L’ASI presenterà, alla rassegna patavina, due novità librarie che vanno ad arricchire la già consistente biblioteca della Federazione che ha preso le mosse nel 2008, con il primo volume della collana “ I maestri del Design e della Progettazione” dedicato a Franco Scaglione, libro esaurito da tempo e del quale a Padova sarà proposta la ristampa.
Nel frattempo l’offerta ASI si è via via arricchita di ben 9 libri che hanno incontrato il grande interesse degli appassionati

L’attività editoriale della Federazione, svolta attraverso l’ASI Service, intende rendere nota l’opera di personaggi a volte dimenticati, che hanno scritto la storia dello sviluppo tecnologico delle due e delle quattro ruote, di attività industriali e di eventi sportivi oggi dimenticati.
Il Salone di Padova sarà l’occasione per presentare, sabato 29 ottobre alle ore 16.00, allo Stand dell’ASI i due nuovi volumi:

Anneliese Abarth: Carlo Abarth, La mia vita con il geniale costruttore d’auto  
La vedova del grande tecnico viennese racconta il suoi anni accanto a quest’uomo, che nell’ambito delle due e quattro ruote ha percorso tutte le strade. Fu infatti pilota , designer, grande tecnico motorista, costruttore di auto e di famosissimi accessori, creando un Marchio che ancora oggi porta il suo nome nel mondo, sul cofano delle versioni sportive delle vetture Fiat.

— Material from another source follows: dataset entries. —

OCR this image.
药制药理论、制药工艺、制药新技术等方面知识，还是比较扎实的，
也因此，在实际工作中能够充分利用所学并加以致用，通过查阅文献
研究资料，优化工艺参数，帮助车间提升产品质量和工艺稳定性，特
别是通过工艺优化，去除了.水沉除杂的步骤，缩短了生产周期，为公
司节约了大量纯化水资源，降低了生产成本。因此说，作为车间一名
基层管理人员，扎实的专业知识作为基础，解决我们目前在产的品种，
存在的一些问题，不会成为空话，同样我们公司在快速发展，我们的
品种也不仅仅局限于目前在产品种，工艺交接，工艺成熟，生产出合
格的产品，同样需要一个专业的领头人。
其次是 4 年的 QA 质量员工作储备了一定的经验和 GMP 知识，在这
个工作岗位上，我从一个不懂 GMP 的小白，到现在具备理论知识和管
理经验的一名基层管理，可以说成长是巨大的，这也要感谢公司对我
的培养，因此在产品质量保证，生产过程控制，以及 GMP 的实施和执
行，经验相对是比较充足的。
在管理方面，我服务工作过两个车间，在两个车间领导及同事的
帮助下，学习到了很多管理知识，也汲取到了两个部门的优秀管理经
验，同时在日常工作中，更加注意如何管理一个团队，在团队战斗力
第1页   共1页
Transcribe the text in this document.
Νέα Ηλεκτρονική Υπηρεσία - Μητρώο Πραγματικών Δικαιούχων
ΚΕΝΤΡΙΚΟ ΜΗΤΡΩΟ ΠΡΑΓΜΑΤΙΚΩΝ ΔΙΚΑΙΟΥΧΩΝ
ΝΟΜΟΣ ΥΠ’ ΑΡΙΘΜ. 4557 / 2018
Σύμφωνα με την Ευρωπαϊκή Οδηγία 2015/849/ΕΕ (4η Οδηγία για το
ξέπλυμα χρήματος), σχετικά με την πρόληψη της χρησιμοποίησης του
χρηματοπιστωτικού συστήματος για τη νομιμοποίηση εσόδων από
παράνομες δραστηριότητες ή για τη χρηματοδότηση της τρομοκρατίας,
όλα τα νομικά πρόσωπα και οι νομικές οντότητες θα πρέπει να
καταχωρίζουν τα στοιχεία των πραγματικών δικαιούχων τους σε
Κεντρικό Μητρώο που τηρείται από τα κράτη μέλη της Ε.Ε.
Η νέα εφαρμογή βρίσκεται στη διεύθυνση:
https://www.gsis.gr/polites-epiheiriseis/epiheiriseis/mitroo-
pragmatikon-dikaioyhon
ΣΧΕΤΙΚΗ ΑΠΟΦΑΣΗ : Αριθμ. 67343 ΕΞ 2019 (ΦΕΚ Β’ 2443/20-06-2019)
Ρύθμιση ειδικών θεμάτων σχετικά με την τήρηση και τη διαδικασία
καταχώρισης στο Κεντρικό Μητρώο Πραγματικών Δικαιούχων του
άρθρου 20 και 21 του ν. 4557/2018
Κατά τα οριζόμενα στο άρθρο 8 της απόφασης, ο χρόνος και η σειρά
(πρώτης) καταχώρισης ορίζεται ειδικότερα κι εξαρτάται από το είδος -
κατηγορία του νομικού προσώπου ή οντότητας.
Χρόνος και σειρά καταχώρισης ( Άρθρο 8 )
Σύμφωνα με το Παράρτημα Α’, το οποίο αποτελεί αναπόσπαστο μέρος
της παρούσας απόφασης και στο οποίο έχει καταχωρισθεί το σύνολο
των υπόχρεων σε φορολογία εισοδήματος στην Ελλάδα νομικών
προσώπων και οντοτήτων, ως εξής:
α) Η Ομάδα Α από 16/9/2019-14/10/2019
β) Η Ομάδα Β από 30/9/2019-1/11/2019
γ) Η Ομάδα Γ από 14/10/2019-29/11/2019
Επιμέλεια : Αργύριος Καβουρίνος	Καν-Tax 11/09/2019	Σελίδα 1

Stefano Falchetto: Falchetto Planner e Designer
Il volume contiene il primo saggio completo sull’opera di Battista Giovanni Falchetto, collaboratore ed amico di Vincenzo Lancia, presso la casa di Borgo San Paolo, poi interrotta dal secondo conflitto mondiale e infine ripresa in Lancia, anche come stilista, dal 1953 dopo il meno conosciuto apporto, quale progettista, presso la casa costruttrice dei motocicli Motom.
Determinante la narrazione, che riporta passi originali e inediti del diario paterno, del figlio Stefano, basata su ricordi personali e testimonianze storiche.
Introduzione di Roberto Loi Presidente dell’ASI.

Sullo stand dell’ASI sarà esposta una Lancia Lambda 8° serie del 1929 carrozzata da Maytorn&son copertura Weymann, in uno stato di “conservazione” così come il collezionista l’ha acquistata in Gran Bretagna.
Questa presentazione, per certi versi innovativa e un po’ provocatoria, vuole esteriorizzare quella che è da sempre la filosofia ASI in questo ambito, che intende proporre ai collezionisti un indirizzo di “conservazione”, evitando quei restauri, eccessivi, inutili e costosi che portano a “snaturare” l’essenza stessa dell’oggetto.

Ad accompagnare la Lancia Lambda, che quest’anno compie 90 anni, dai primi collaudi di Vincenzo Lancia sul percorso della Susa Moncenisio, una moto Della Ferrera 350 super sport “bitubo” e un Motom 48 del 1947 quando Falchetto collaborava con il Costruttore torinese.